Hard work was a part of our family’s values. Leadership. Achievement. How are you going to make this place better? What are you going to give back to others who are less fortunate? Do good. Do right. Be honest. Those are the kinds of values that I grew up with.

My father was very driven. He was a workaholic. I thought all fathers worked six, seven days a week.

I was so proud. I had applied all over the country to become an assistant professor, and to receive (a professorship) at Ohio State University, that was great. I was given an office that had literally been a broom closet before they opened it up as an office, and I was in seventh heaven.

There are always 20% who don’t agree with you and don’t like you and want you to go away. But you just have to keep doing what you believe is right.

My parents wanted me to come into the family business, (a meat-packing company called Fresh Mark founded by her father). When I earned my bachelor’s degree, my father said, ‘you’ll be head of sales.’ Then I got my master’s degree and he said, ‘oh, you will be in charge of personnel.’ And then after I got my Ph.D., he said, ‘you’ll be vice president.’ I loved the family business. I still do. This year, the company will be 100 years old, but I would always be my father’s daughter there. I wouldn’t have had my own achievement. That was part of it. The other part was I really enjoyed higher education and learning. I just found that for me having my own career meant a lot. My dad was disappointed, but he understood.

Transportation is Florida’s issue. It always has been since I arrived here. Having multimodal transportation to get people around is not one of Florida’s bragging points. The fact that the private industry is coming in with trains and different modes of transportation is encouraging.

9/11 occurred. Sami Al-Arian (a Palestinian activist who was then a USF computer engineering professor) went on the Bill O’Reilly show and actually said nothing was wrong — and the next day we had a threat of a bomb in our engineering college. We put him on leave with pay, and I’m running around campus trying to calm everybody down. A lot of people believed that the fact that I put him on leave with pay was violating his free speech. The board passed a motion that he should be fired, but I couldn’t fire him. He didn’t violate any university policy that I was aware of, so there was tension going on everywhere.

I just had to take it a step at a time and follow the university’s rules. I would say to the FBI, ‘I’m not a police officer. I can’t arrest him.

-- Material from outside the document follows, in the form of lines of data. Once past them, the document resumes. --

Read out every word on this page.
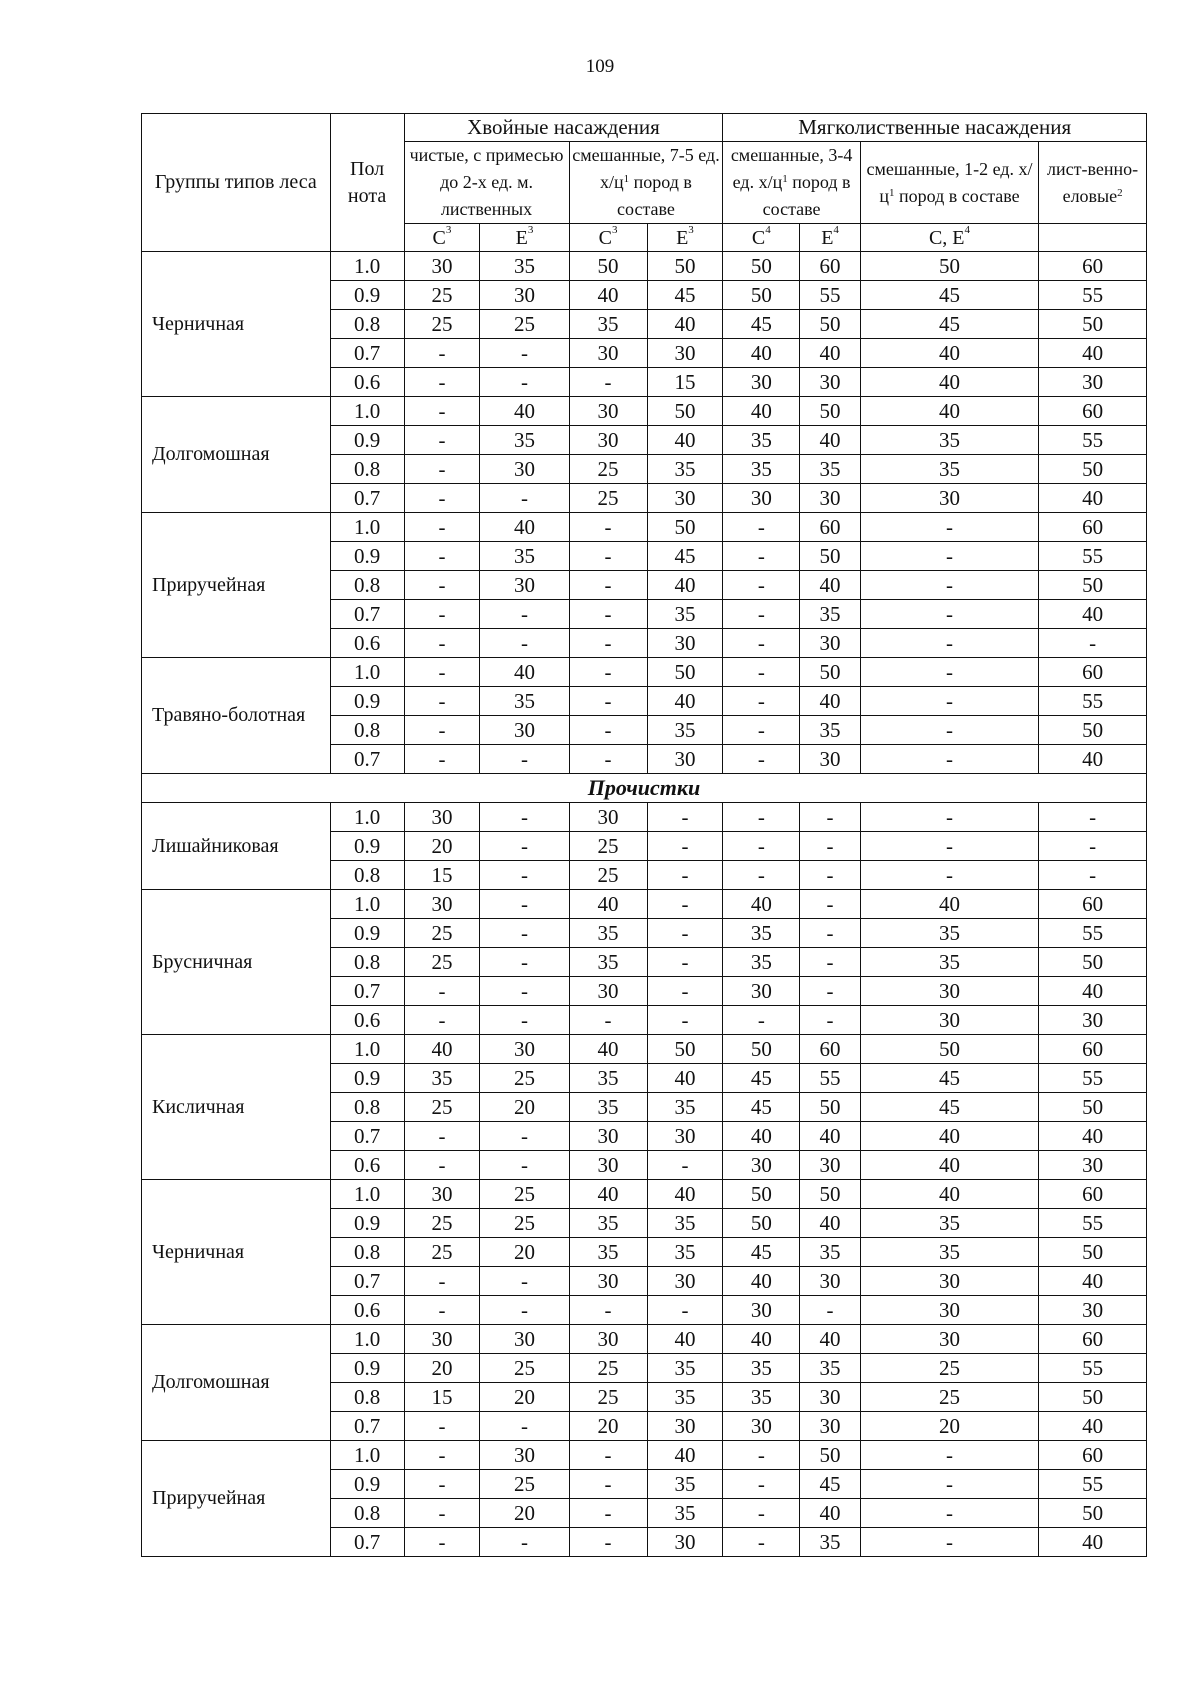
109
Группы типов леса	Пол нота	Хвойные насаждения				Мягколиственные насаждения			
		чистые, с примесью до 2-х ед. м. лиственных		смешанные, 7-5 ед. $х/ц^1$ пород в составе		смешанные, 3-4 ед. $х/ц^1$ пород в составе		смешанные, 1-2 ед. $х/ц^1$ пород в составе	лист-венно-еловые$^2$
		$С^3$	$Е^3$	$С^3$	$Е^3$	$С^4$	$Е^4$	С, $Е^4$	
Черничная	1.0	30	35	50	50	50	60	50	60
	0.9	25	30	40	45	50	55	45	55
	0.8	25	25	35	40	45	50	45	50
	0.7	-	-	30	30	40	40	40	40
	0.6	-	-	-	15	30	30	40	30
Долгомошная	1.0	-	40	30	50	40	50	40	60
	0.9	-	35	30	40	35	40	35	55
	0.8	-	30	25	35	35	35	35	50
	0.7	-	-	25	30	30	30	30	40
Приручейная	1.0	-	40	-	50	-	60	-	60
	0.9	-	35	-	45	-	50	-	55
	0.8	-	30	-	40	-	40	-	50
	0.7	-	-	-	35	-	35	-	40
	0.6	-	-	-	30	-	30	-	-
Травяно-болотная	1.0	-	40	-	50	-	50	-	60
	0.9	-	35	-	40	-	40	-	55
	0.8	-	30	-	35	-	35	-	50
	0.7	-	-	-	30	-	30	-	40
Прочистки									
Лишайниковая	1.0	30	-	30	-	-	-	-	-
	0.9	20	-	25	-	-	-	-	-
	0.8	15	-	25	-	-	-	-	-
Брусничная	1.0	30	-	40	-	40	-	40	60
	0.9	25	-	35	-	35	-	35	55
	0.8	25	-	35	-	35	-	35	50
	0.7	-	-	30	-	30	-	30	40
	0.6	-	-	-	-	-	-	30	30
Кисличная	1.0	40	30	40	50	50	60	50	60
	0.9	35	25	35	40	45	55	45	55
	0.8	25	20	35	35	45	50	45	50
	0.7	-	-	30	30	40	40	40	40
	0.6	-	-	30	-	30	30	40	30
Черничная	1.0	30	25	40	40	50	50	40	60
	0.9	25	25	35	35	50	40	35	55
	0.8	25	20	35	35	45	35	35	50
	0.7	-	-	30	30	40	30	30	40
	0.6	-	-	-	-	30	-	30	30
Долгомошная	1.0	30	30	30	40	40	40	30	60
	0.9	20	25	25	35	35	35	25	55
	0.8	15	20	25	35	35	30	25	50
	0.7	-	-	20	30	30	30	20	40
Приручейная	1.0	-	30	-	40	-	50	-	60
	0.9	-	25	-	35	-	45	-	55
	0.8	-	20	-	35	-	40	-	50
	0.7	-	-	-	30	-	35	-	40
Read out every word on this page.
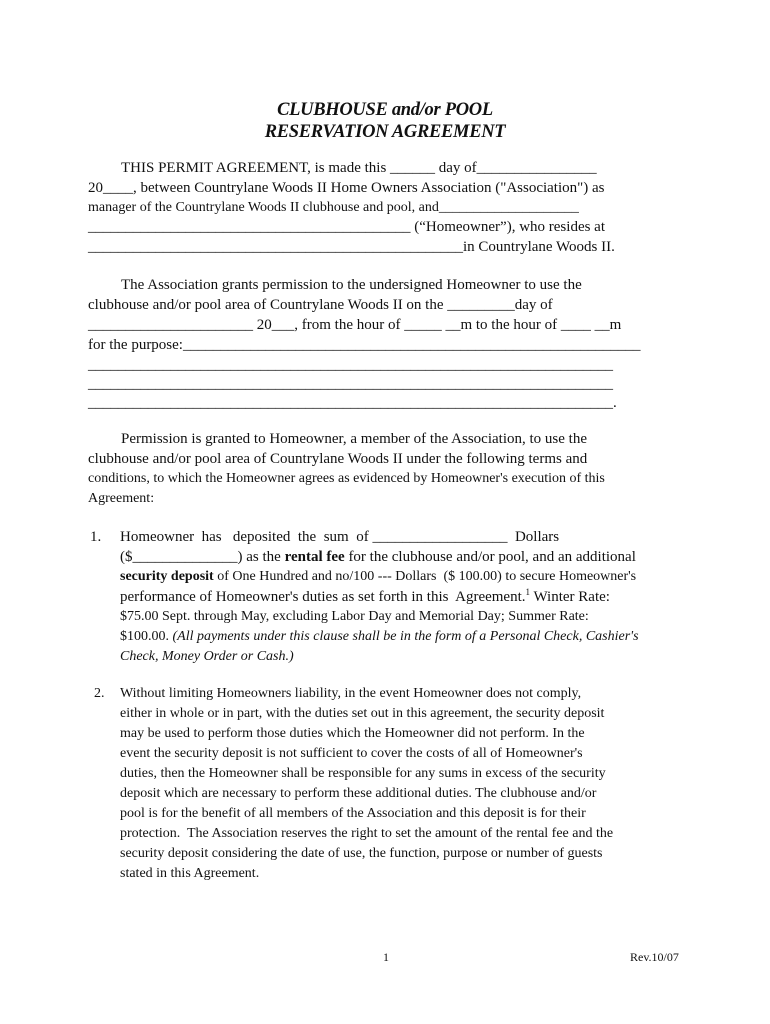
CLUBHOUSE and/or POOL
RESERVATION AGREEMENT
THIS PERMIT AGREEMENT, is made this ______ day of________________
20____, between Countrylane Woods II Home Owners Association ("Association") as
manager of the Countrylane Woods II clubhouse and pool, and____________________
___________________________________________ (“Homeowner”), who resides at
__________________________________________________in Countrylane Woods II.
The Association grants permission to the undersigned Homeowner to use the
clubhouse and/or pool area of Countrylane Woods II on the _________day of
______________________ 20___, from the hour of _____ __m to the hour of ____ __m
for the purpose:_____________________________________________________________
______________________________________________________________________
______________________________________________________________________
______________________________________________________________________.
Permission is granted to Homeowner, a member of the Association, to use the
clubhouse and/or pool area of Countrylane Woods II under the following terms and
conditions, to which the Homeowner agrees as evidenced by Homeowner's execution of this
Agreement:
1. Homeowner  has   deposited  the  sum  of __________________  Dollars
($______________) as the rental fee for the clubhouse and/or pool, and an additional
security deposit of One Hundred and no/100 --- Dollars  ($ 100.00) to secure Homeowner's
performance of Homeowner's duties as set forth in this  Agreement.$^1$ Winter Rate:
$75.00 Sept. through May, excluding Labor Day and Memorial Day; Summer Rate:
$100.00. (All payments under this clause shall be in the form of a Personal Check, Cashier's
Check, Money Order or Cash.)
2. Without limiting Homeowners liability, in the event Homeowner does not comply,
either in whole or in part, with the duties set out in this agreement, the security deposit
may be used to perform those duties which the Homeowner did not perform. In the
event the security deposit is not sufficient to cover the costs of all of Homeowner's
duties, then the Homeowner shall be responsible for any sums in excess of the security
deposit which are necessary to perform these additional duties. The clubhouse and/or
pool is for the benefit of all members of the Association and this deposit is for their
protection.  The Association reserves the right to set the amount of the rental fee and the
security deposit considering the date of use, the function, purpose or number of guests
stated in this Agreement.
1	Rev.10/07
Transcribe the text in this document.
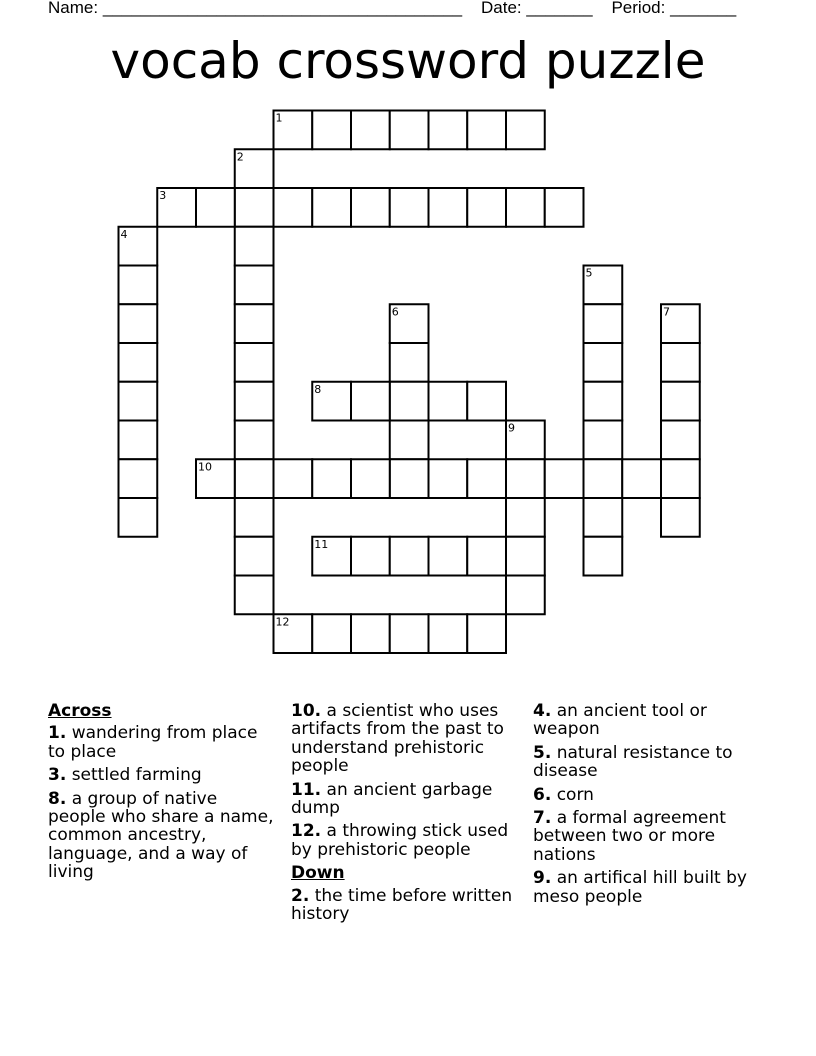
Name: ______________________________________ Date: _______ Period: _______
vocab crossword puzzle
1
2
3
4
5
6	7
8
9
10
11
12
Across
1. wandering from place to place
3. settled farming
8. a group of native people who share a name, common ancestry, language, and a way of living
10. a scientist who uses artifacts from the past to understand prehistoric people
11. an ancient garbage dump
12. a throwing stick used by prehistoric people
Down
2. the time before written history
4. an ancient tool or weapon
5. natural resistance to disease
6. corn
7. a formal agreement between two or more nations
9. an artifical hill built by meso people
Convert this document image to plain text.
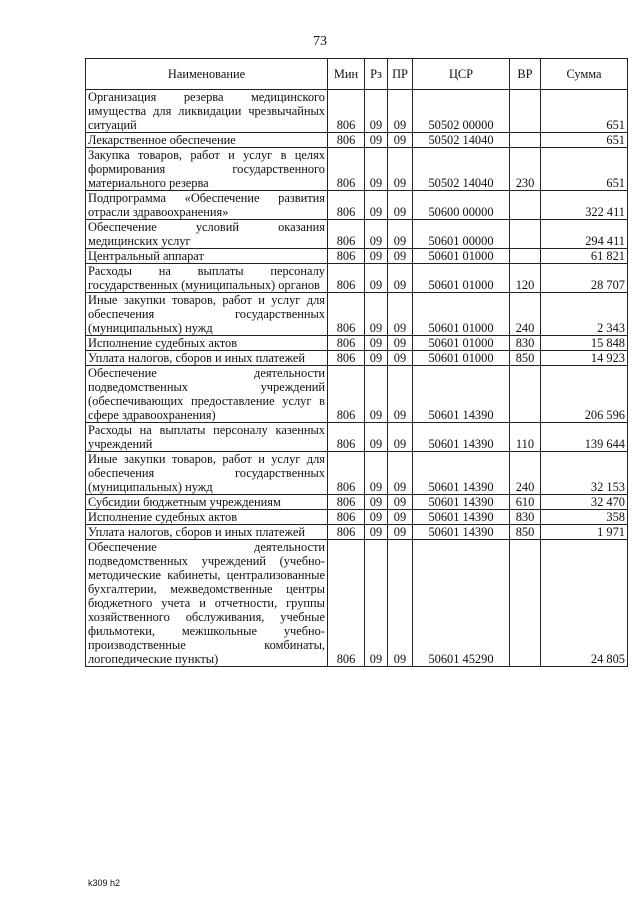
73
Наименование	Мин	Рз	ПР	ЦСР	ВР	Сумма
Организация резерва медицинского имущества для ликвидации чрезвычайных ситуаций	806	09	09	50502 00000		651
Лекарственное обеспечение	806	09	09	50502 14040		651
Закупка товаров, работ и услуг в целях формирования государственного материального резерва	806	09	09	50502 14040	230	651
Подпрограмма «Обеспечение развития отрасли здравоохранения»	806	09	09	50600 00000		322 411
Обеспечение условий оказания медицинских услуг	806	09	09	50601 00000		294 411
Центральный аппарат	806	09	09	50601 01000		61 821
Расходы на выплаты персоналу государственных (муниципальных) органов	806	09	09	50601 01000	120	28 707
Иные закупки товаров, работ и услуг для обеспечения государственных (муниципальных) нужд	806	09	09	50601 01000	240	2 343
Исполнение судебных актов	806	09	09	50601 01000	830	15 848
Уплата налогов, сборов и иных платежей	806	09	09	50601 01000	850	14 923
Обеспечение деятельности подведомственных учреждений (обеспечивающих предоставление услуг в сфере здравоохранения)	806	09	09	50601 14390		206 596
Расходы на выплаты персоналу казенных учреждений	806	09	09	50601 14390	110	139 644
Иные закупки товаров, работ и услуг для обеспечения государственных (муниципальных) нужд	806	09	09	50601 14390	240	32 153
Субсидии бюджетным учреждениям	806	09	09	50601 14390	610	32 470
Исполнение судебных актов	806	09	09	50601 14390	830	358
Уплата налогов, сборов и иных платежей	806	09	09	50601 14390	850	1 971
Обеспечение деятельности подведомственных учреждений (учебно-методические кабинеты, централизованные бухгалтерии, межведомственные центры бюджетного учета и отчетности, группы хозяйственного обслуживания, учебные фильмотеки, межшкольные учебно-производственные комбинаты, логопедические пункты)	806	09	09	50601 45290		24 805
k309 h2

I’m an educator.’ It was a really, really, really, really tough time. We had to have bodyguards My children were young. I was glad they couldn’t read at that point. It was the roughest crisis I’ve been through.

Money has wings. It can fly away. The integrity of your name is what matters.

USF is in my heart. During my time, I graduated 210,000 students — 60% of all who have ever graduated from USF.

I have a Ruby Red grapefruit tree in my back yard. Unfortunately, two years ago, the tree got citrus greening. It’s not gone yet, but it won’t be long. Picking grapefruit, fresh off the tree, that was great.

Your first impression is very important. Look well. Stand tall. Act like you know what you’re doing. It makes a difference.

I try to be a healthy eater. I watched a former president gain 50 pounds on the job, and I said I’m never going to do that. So every July 5, I put on the same suit that I wore when I started to see if it still fits. And it does. It’s even big.

I’ll fundraise for the University of South Florida in any capacity, but the Judy Genshaft Honors College is what I want to see built sooner than later. I gave it a good jump start. (She donated $20 million in May 2019 to establish the college and another $3 million to create an endowment for the college’s deanship.) And I’m raising money for it now.

I was very, very fortunate from the very beginning to have a great board of trustees at the University of South Florida. When Jeb Bush first started the trustees for all the state universities, his mantra was the people that are selected should bring honor to the university — not the other way around.

I think I have a good sense of humor, but then I guess most people think they have a good sense of humor.